Bea looked to Emma. But Emma and Helen were gathering empty glasses, moving in their discreet, superior way around the room. Emma would not pardon Bea for her cousin’s rudeness. “I’ve given Emma the holiday with her children,” Bea said with as much equanimity as she could manage. She was struggling not to jump each time Julian began again. Brigitte’s bejeweled hand circled her stomach. Bea would leave, she decided. She would leave before she cried.

But before she could leave, Jack stuffed something into his nose and began to weep. The object was quickly determined by Adeline to be one of Vera’s collectibles: specifically, a finger-sized silver dolphin whose splayed tail had gone up the unfortunate boy’s nostril while its bottlenose hung down like a tusk.

It was none of Bea’s business, really. So she had had a moment with Jack earlier that day. He probably didn’t remember it — or if he did, the memory terrified him. She terrified him. Bea watched Adeline tug reasonably at the dolphin, wiggling it this way and that, Adeline who had grown up on a farm: among this family her knowledge of basic repair made her the equivalent of an engineer. Surely she was capable of removing a trinket from her son’s nose without any assistance. Yet Bea, an auntish confidence surging through her, went and crouched down next to the mother and son. “Is it stuck?” she asked in what she understood to be a chummy, cheery voice, but as with the squeeze of the calf, her judgment was off.
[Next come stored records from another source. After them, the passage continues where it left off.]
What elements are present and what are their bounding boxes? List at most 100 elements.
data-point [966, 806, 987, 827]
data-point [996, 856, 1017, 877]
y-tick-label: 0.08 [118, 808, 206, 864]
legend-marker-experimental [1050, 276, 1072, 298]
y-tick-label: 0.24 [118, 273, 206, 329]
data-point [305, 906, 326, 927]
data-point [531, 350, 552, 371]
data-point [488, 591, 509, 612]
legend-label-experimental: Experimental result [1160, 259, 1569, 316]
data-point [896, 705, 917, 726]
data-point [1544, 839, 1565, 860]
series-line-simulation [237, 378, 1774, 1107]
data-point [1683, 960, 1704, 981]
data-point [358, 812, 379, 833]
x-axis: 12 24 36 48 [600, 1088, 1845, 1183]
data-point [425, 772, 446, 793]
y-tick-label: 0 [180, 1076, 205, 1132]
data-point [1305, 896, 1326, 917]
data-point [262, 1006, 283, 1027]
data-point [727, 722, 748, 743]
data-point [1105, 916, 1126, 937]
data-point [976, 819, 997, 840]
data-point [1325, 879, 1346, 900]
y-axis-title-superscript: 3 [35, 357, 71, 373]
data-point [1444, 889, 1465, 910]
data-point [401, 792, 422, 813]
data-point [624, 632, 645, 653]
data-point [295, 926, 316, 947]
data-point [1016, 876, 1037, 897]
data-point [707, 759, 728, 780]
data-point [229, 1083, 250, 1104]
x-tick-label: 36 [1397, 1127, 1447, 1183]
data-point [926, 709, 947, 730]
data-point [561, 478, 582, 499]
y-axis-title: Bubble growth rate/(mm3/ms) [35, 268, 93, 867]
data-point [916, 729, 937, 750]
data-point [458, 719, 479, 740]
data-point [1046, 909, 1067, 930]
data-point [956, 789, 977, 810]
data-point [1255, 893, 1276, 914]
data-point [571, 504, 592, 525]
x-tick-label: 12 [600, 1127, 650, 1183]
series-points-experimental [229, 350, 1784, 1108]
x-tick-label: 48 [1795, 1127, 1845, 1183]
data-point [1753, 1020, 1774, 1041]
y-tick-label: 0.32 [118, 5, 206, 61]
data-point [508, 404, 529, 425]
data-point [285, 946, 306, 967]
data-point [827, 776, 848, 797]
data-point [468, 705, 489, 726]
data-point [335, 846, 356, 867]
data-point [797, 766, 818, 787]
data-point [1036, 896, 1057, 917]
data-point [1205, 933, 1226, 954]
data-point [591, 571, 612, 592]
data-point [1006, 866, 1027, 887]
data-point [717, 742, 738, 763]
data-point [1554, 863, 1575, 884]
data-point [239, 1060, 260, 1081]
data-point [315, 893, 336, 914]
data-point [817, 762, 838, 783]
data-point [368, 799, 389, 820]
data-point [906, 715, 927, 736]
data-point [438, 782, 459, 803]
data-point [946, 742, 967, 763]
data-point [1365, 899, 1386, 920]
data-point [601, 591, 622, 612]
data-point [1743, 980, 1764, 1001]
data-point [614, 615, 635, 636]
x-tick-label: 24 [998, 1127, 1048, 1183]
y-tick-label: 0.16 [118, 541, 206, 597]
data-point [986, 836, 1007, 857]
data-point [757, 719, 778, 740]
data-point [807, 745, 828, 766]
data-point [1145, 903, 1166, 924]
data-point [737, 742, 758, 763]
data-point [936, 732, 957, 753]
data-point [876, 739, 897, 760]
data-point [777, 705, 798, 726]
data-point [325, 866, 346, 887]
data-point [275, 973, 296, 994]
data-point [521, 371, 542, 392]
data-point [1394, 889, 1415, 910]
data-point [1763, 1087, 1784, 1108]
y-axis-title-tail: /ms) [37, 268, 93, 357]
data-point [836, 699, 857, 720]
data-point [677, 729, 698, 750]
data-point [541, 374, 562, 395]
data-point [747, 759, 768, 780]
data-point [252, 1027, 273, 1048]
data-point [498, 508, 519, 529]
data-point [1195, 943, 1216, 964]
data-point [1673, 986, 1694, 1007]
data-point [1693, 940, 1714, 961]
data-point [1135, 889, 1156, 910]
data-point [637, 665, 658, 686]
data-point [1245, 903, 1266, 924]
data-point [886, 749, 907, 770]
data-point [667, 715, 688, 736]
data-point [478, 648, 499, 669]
Her voice was shrill. And the question itself turned out to be exactly the wrong thing to ask because upon hearing it Jack fell to the floor, where he began to thrash and yowl: “I’m stuck! I’m stuck!”

There were moments that seemed to conspire to undo you, as if time and space knew your precise dimensions, knew how to surround, squeeze, mock, and scold you in the most effective, soul-crushing way. Bea leaped into a frenzy of action. She ran for mineral oil, and when that didn’t work, tweezers, and when this didn’t work, she found a magnet in a kitchen drawer. Back into the great room she ran, waving the magnet absurdly, conscious of her unfashionably long skirt, her hair loosening and wild, her childlessness. She dropped to the floor. The boy rolled. The magnet landed in his ear. A trail of mineral oil ran snotlike across his cheek. He shouted, “Get away from me!”